Sebagai perbandingan, Amerika Serikat dan Rusia masing-masing memiliki ribuan hulu ledak, jauh lebih banyak ketimbang Prancis dan Inggris. Namun, kekuatan nuklir kedua negara Eropa ini masih cukup berpengaruh terhadap stabilitas strategis kawasan.
Kerjasama Nuklir Eropa dan Tantangannya
Diskusi antara pemimpin Jerman dengan Macron tentang efek jera nuklir Eropa menggarisbawahi pentingnya kolaborasi kedua negara. Perdana Menteri Inggris, Keir Starmer, juga menegaskan bahwa kemampuan nuklir Inggris memberikan perlindungan terhadap negara-negara anggota NATO sekaligus memperkuat kerja sama nuklir dengan Prancis.
Namun, pembagian kendali senjata nuklir di antara negara-negara Uni Eropa masih menjadi tantangan besar. Menurut Bernard Rogel, mantan penasihat militer utama Macron, pengambilan keputusan terkait peluncuran senjata nuklir akan tetap berada di tangan pihak Prancis untuk menjaga kredibilitas dan efektivitas nuklir tersebut.
Kritik dan Harapan dari Negara-negara Eropa
Ketegangan dalam hubungan Prancis-Jerman dan kritik terhadap pengeluaran pertahanan Prancis menjadi hambatan dalam merumuskan kesepakatan keamanan bersama. Menteri Luar Negeri Jerman mengingatkan Prancis untuk meningkatkan kontribusinya dalam mewujudkan kedaulatan keamanan Eropa.
Di sisi lain, sejumlah negara seperti Bulgaria, Denmark, Estonia, Jerman, Polandia, Portugal, Spanyol, dan Swiss menunjukkan dukungan terhadap pengembangan kemampuan deterrent nuklir alternatif Eropa. Para pengamat menilai arsenal nuklir Prancis dan Inggris perlu diperbesar dan disesuaikan untuk membentuk dasar pertahanan strategis benua ini.
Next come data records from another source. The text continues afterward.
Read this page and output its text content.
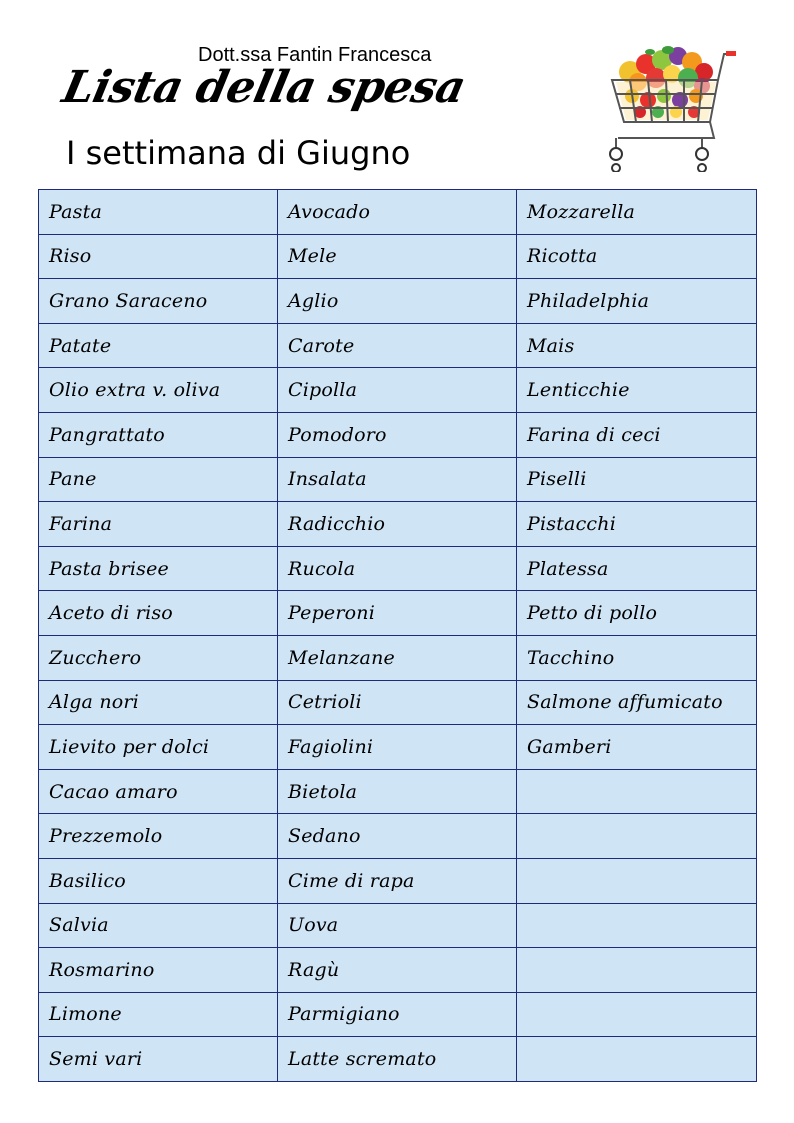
Dott.ssa Fantin Francesca
Lista della spesa
I settimana di Giugno
Pasta	Avocado	Mozzarella
Riso	Mele	Ricotta
Grano Saraceno	Aglio	Philadelphia
Patate	Carote	Mais
Olio extra v. oliva	Cipolla	Lenticchie
Pangrattato	Pomodoro	Farina di ceci
Pane	Insalata	Piselli
Farina	Radicchio	Pistacchi
Pasta brisee	Rucola	Platessa
Aceto di riso	Peperoni	Petto di pollo
Zucchero	Melanzane	Tacchino
Alga nori	Cetrioli	Salmone affumicato
Lievito per dolci	Fagiolini	Gamberi
Cacao amaro	Bietola	
Prezzemolo	Sedano	
Basilico	Cime di rapa	
Salvia	Uova	
Rosmarino	Ragù	
Limone	Parmigiano	
Semi vari	Latte scremato	
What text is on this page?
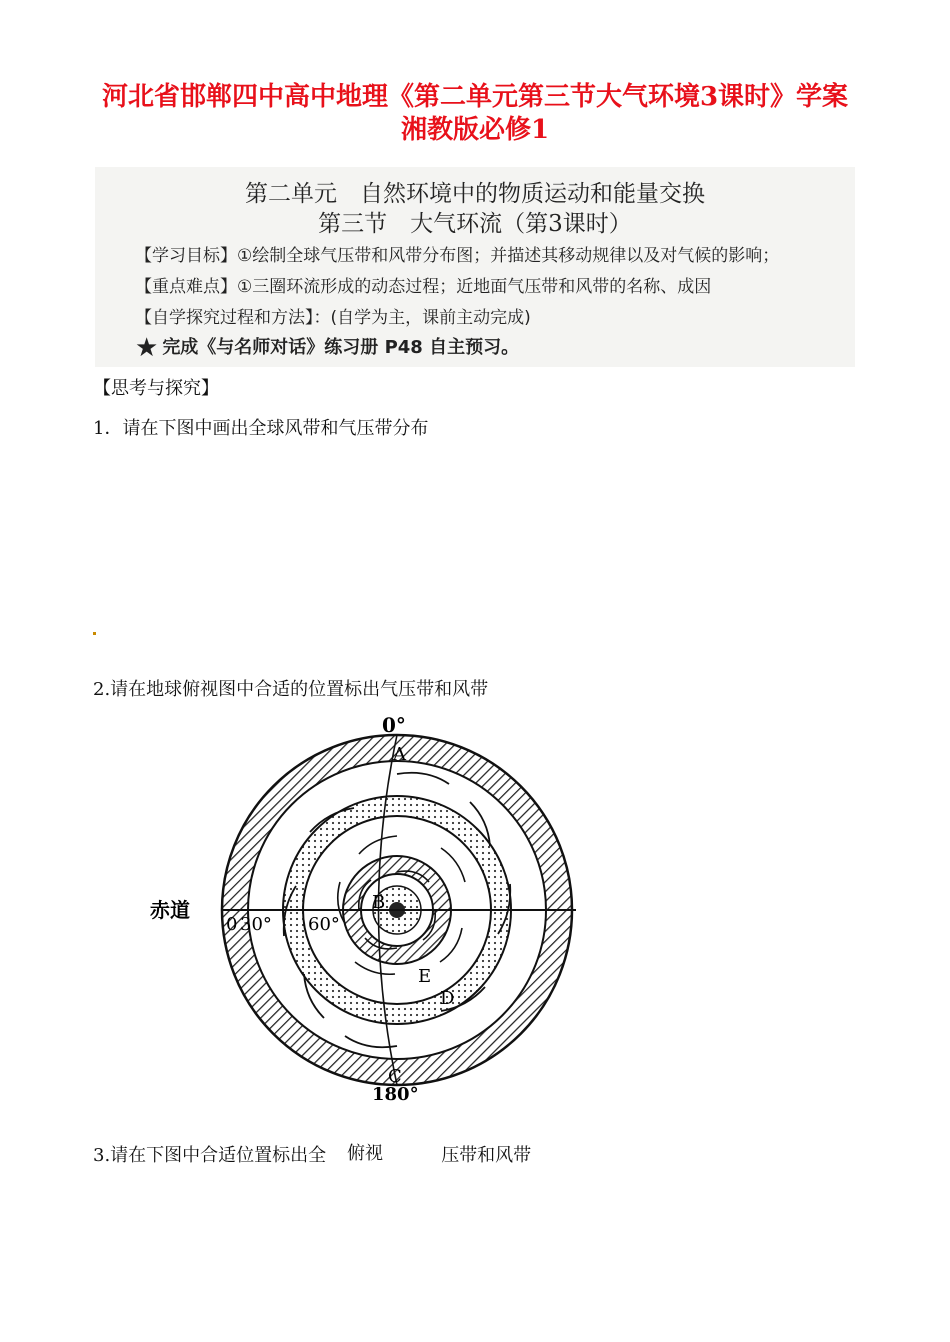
河北省邯郸四中高中地理《第二单元第三节大气环境3课时》学案
湘教版必修1
第二单元　自然环境中的物质运动和能量交换
第三节　大气环流（第3课时）
【学习目标】①绘制全球气压带和风带分布图；并描述其移动规律以及对气候的影响；
【重点难点】①三圈环流形成的动态过程；近地面气压带和风带的名称、成因
【自学探究过程和方法】：(自学为主，课前主动完成)
★ 完成《与名师对话》练习册 P48 自主预习。
【思考与探究】
1．请在下图中画出全球风带和气压带分布
2.请在地球俯视图中合适的位置标出气压带和风带
0°
A
180°
C
赤道
0 30° 60°
B
E
D
3.请在下图中合适位置标出全	压带和风带
俯视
Perubahan Paradigma setelah Invasi Rusia
Sebelumnya, Sekjen NATO Jens Stoltenberg menolak usulan Macron untuk melakukan dialog strategis tentang peran nuklir Eropa karena merasa sistem saat ini sudah memadai. Namun, agresi militer Rusia di Ukraina dan kebijakan AS yang semakin menarik diri dari Eropa menjadikan dialog tersebut semakin relevan.
Sejarawan militer dan spesialis doktrin nuklir, Florian Galleri, menilai pidato Macron harus hati-hati. Pidato tersebut berpotensi menimbulkan ekspektasi tinggi dan berdampak signifikan jika mengandung perubahan nyata. Namun, ada pula risiko backlash politik di dalam negeri menjelang pemilihan presiden Prancis berikutnya.
Macron akan membuka diskusi penting mengenai peran strategis arsenal nuklir Prancis sebagai inti dari keamanan Eropa. Keputusan dan kebijakan yang diambil dapat menentukan arah masa depan pertahanan benua tersebut di tengah dinamika geopolitik global yang terus berubah.